Independent Health Complaints Advocacy (IHCA)

If someone is unhappy with the health care they receive, it is a good idea to speak in the first instance with the doctor, nurse or manager of the service.

Hospitals provide a Patient Advice and Liaison Service (PALS), which anyone can speak to about concerns they, relating to any service provided by the NHS. PALS aim is to help resolve any issues/concerns as quickly as possible so that the formal NHS complaints process does not need to be used. Advocacy in Slough provide a useful information pack to use in the first instance. See our TOOLKITS

The NHS Complaints process is there to use if the issues someone has remains unresolved. It can also be used to complain on someone else’s behalf, with their permission. NHS Complaint

Advocates are able to support someone:

  • Source information and explain the complaints process

  • Prepare information and write letters

  • Prepare for a meetings regarding the complaint

  • Attend a complaint meeting

  • Contact and refer to the Health Service Ombudsman if someone is unhappy with the complaint response from the NHS service

  • Signpost to other organisations


NHS Complaints Advocates are unable to support someone to:

  • Investigate the complaint

  • Support with a complaint where the issue happened more than 12 months ago, unless the issue that went wrong has just been identified, or there is a good reason for the complaint not being addressed sooner

  • Support with a complaint relating to private health care

  • Support to complain about a medical professional’s ‘fitness to practice’
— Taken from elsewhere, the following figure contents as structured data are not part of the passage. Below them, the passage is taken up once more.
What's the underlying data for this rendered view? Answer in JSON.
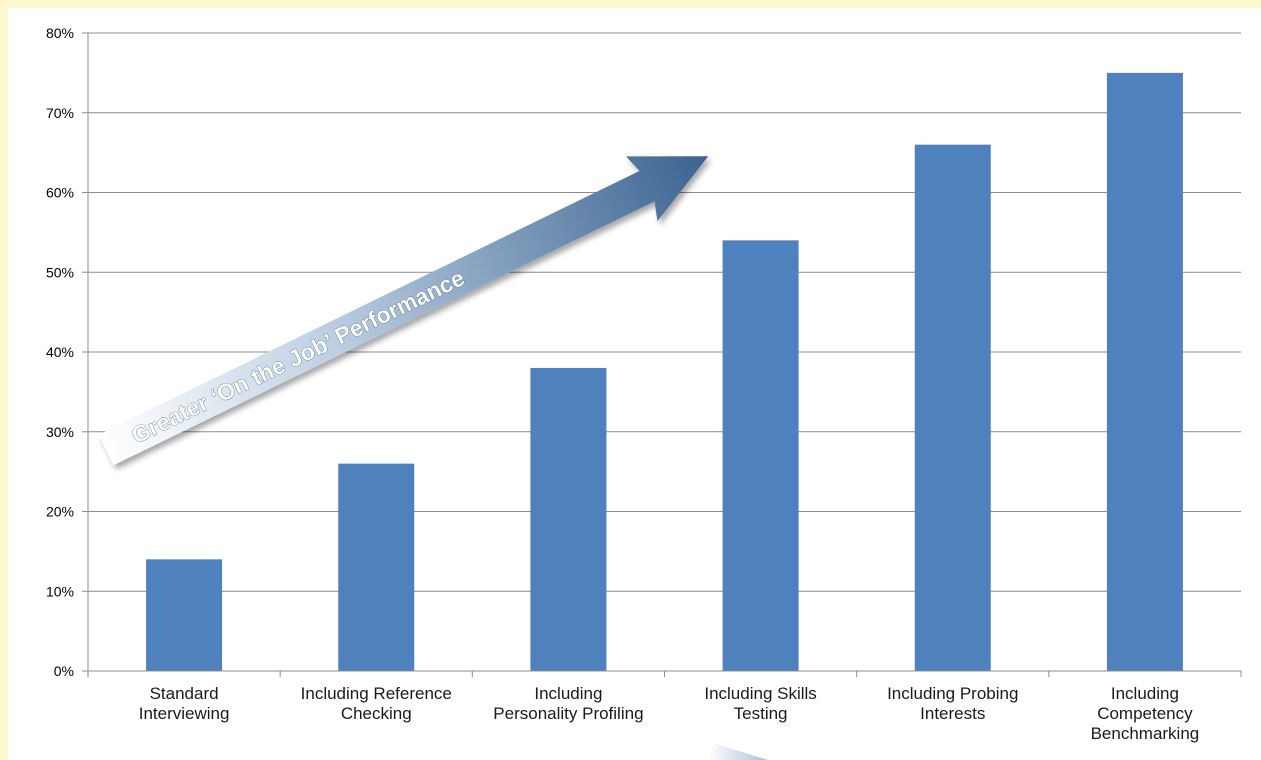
{
  "chart_data": {
    "type": "bar",
    "categories": [
      [
        "Standard",
        "Interviewing"
      ],
      [
        "Including Reference",
        "Checking"
      ],
      [
        "Including",
        "Personality Profiling"
      ],
      [
        "Including Skills",
        "Testing"
      ],
      [
        "Including Probing",
        "Interests"
      ],
      [
        "Including",
        "Competency",
        "Benchmarking"
      ]
    ],
    "values": [
      14,
      26,
      38,
      54,
      66,
      75
    ],
    "ylim": [
      0,
      80
    ],
    "yticks": [
      0,
      10,
      20,
      30,
      40,
      50,
      60,
      70,
      80
    ],
    "y_tick_suffix": "%",
    "grid": true,
    "title": "",
    "xlabel": "",
    "ylabel": "",
    "bar_color": "#4f81bd"
  },
  "annotation": {
    "arrow_text": "Greater ‘On the Job’ Performance",
    "arrow_color": "#3d6593"
  },
  "colors": {
    "page_background": "#fdf6cf",
    "grid_line": "#8c8c8c"
  }
}
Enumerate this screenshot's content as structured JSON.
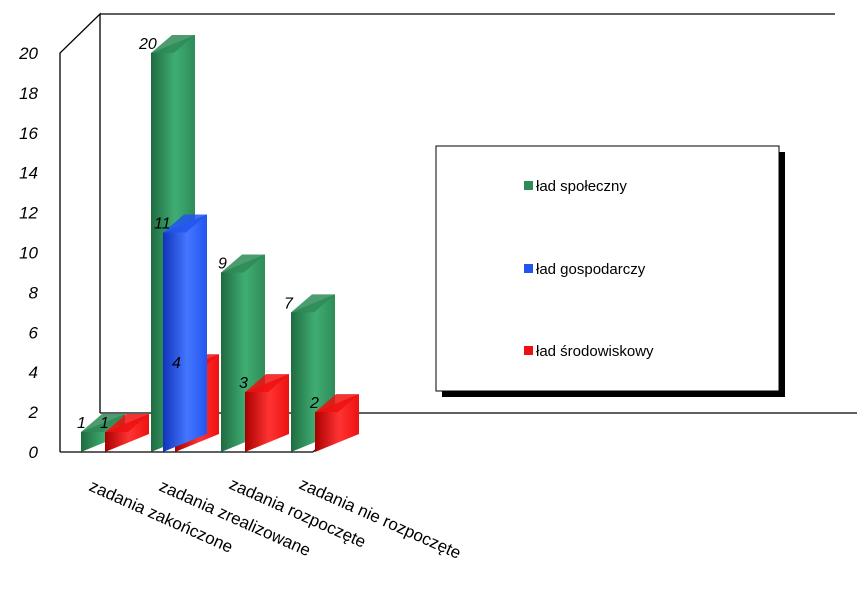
{
  "chart_data": {
    "type": "bar",
    "categories": [
      "zadania zakończone",
      "zadania zrealizowane",
      "zadania rozpoczęte",
      "zadania nie rozpoczęte"
    ],
    "series": [
      {
        "name": "ład społeczny",
        "color": "#2e8b57",
        "values": [
          1,
          20,
          9,
          7
        ],
        "labels": [
          "1",
          "20",
          "9",
          "7"
        ]
      },
      {
        "name": "ład gospodarczy",
        "color": "#2255ee",
        "values": [
          null,
          11,
          null,
          null
        ],
        "labels": [
          "",
          "11",
          "",
          ""
        ]
      },
      {
        "name": "ład środowiskowy",
        "color": "#ee1111",
        "values": [
          1,
          4,
          3,
          2
        ],
        "labels": [
          "1",
          "4",
          "3",
          "2"
        ]
      }
    ],
    "yticks": [
      "0",
      "2",
      "4",
      "6",
      "8",
      "10",
      "12",
      "14",
      "16",
      "18",
      "20"
    ],
    "ylim": [
      0,
      20
    ],
    "legend_position": "right",
    "title": "",
    "xlabel": "",
    "ylabel": ""
  }
}
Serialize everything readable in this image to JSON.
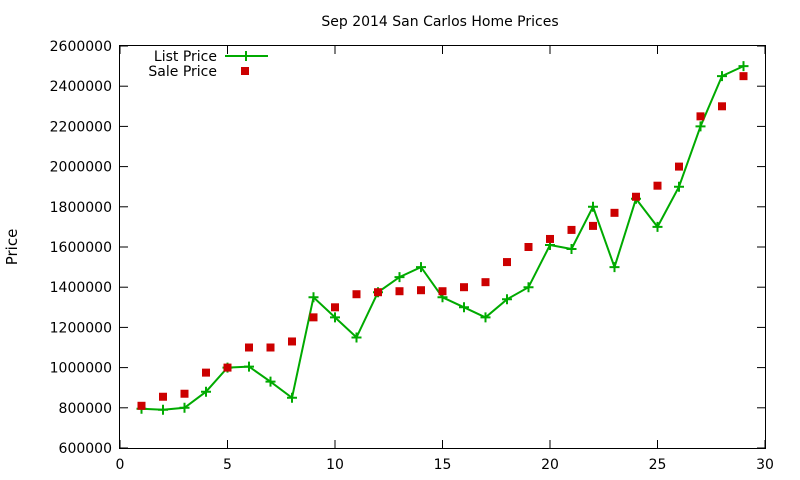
{
  "chart_data": {
    "type": "line",
    "title": "Sep 2014 San Carlos Home Prices",
    "xlabel": "",
    "ylabel": "Price",
    "xlim": [
      0,
      30
    ],
    "ylim": [
      600000,
      2600000
    ],
    "x_ticks": [
      0,
      5,
      10,
      15,
      20,
      25,
      30
    ],
    "x_tick_labels": [
      "0",
      "5",
      "10",
      "15",
      "20",
      "25",
      "30"
    ],
    "y_ticks": [
      600000,
      800000,
      1000000,
      1200000,
      1400000,
      1600000,
      1800000,
      2000000,
      2200000,
      2400000,
      2600000
    ],
    "y_tick_labels": [
      "600000",
      "800000",
      "1000000",
      "1200000",
      "1400000",
      "1600000",
      "1800000",
      "2000000",
      "2200000",
      "2400000",
      "2600000"
    ],
    "grid": false,
    "legend_position": "top-left",
    "x": [
      1,
      2,
      3,
      4,
      5,
      6,
      7,
      8,
      9,
      10,
      11,
      12,
      13,
      14,
      15,
      16,
      17,
      18,
      19,
      20,
      21,
      22,
      23,
      24,
      25,
      26,
      27,
      28,
      29
    ],
    "series": [
      {
        "name": "List Price",
        "style": "line-with-plus-markers",
        "color": "#00aa00",
        "values": [
          795000,
          790000,
          800000,
          880000,
          1000000,
          1005000,
          930000,
          850000,
          1350000,
          1250000,
          1150000,
          1375000,
          1450000,
          1500000,
          1350000,
          1300000,
          1250000,
          1340000,
          1400000,
          1610000,
          1590000,
          1800000,
          1500000,
          1840000,
          1700000,
          1900000,
          2200000,
          2450000,
          2500000
        ]
      },
      {
        "name": "Sale Price",
        "style": "square-markers",
        "color": "#cc0000",
        "values": [
          810000,
          855000,
          870000,
          975000,
          1000000,
          1100000,
          1100000,
          1130000,
          1250000,
          1300000,
          1365000,
          1375000,
          1380000,
          1385000,
          1380000,
          1400000,
          1425000,
          1525000,
          1600000,
          1640000,
          1685000,
          1705000,
          1770000,
          1850000,
          1905000,
          2000000,
          2250000,
          2300000,
          2450000
        ]
      }
    ]
  }
}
  • Give legal or medical advice

If you need advice regarding legal action visit the Action Against Medical Accidents website

Advocacy in Slough also provide a range of non statutory Advocacy services, including

Community Advocacy which is available for adults with care and support needs who face difficulties in having their voice heard, expressing their views and whose physical and/or mental health is at risk of deteriorating if support is not available. This is issue based and outcome focused support and is usually complete within a few weeks.

An Independent Advocate supports people who are able to instruct the Advocate and who are able to be involved in the advocacy support.

An Independent Advocate can support someone to:

| Understand their rights and choices   |   Gather information | Get their voice heard   |  Access services they need


Advocacy in Slough have qualified Independent Advocates who work in partnership with the people they support on a wide variety of issues. This can be anything from housing, transport, health, social care, finance. Advocates are not advisors but can support and guide individuals to express their views and overcome challenges that might exist due to ill health, disability, age or any other disadvantage.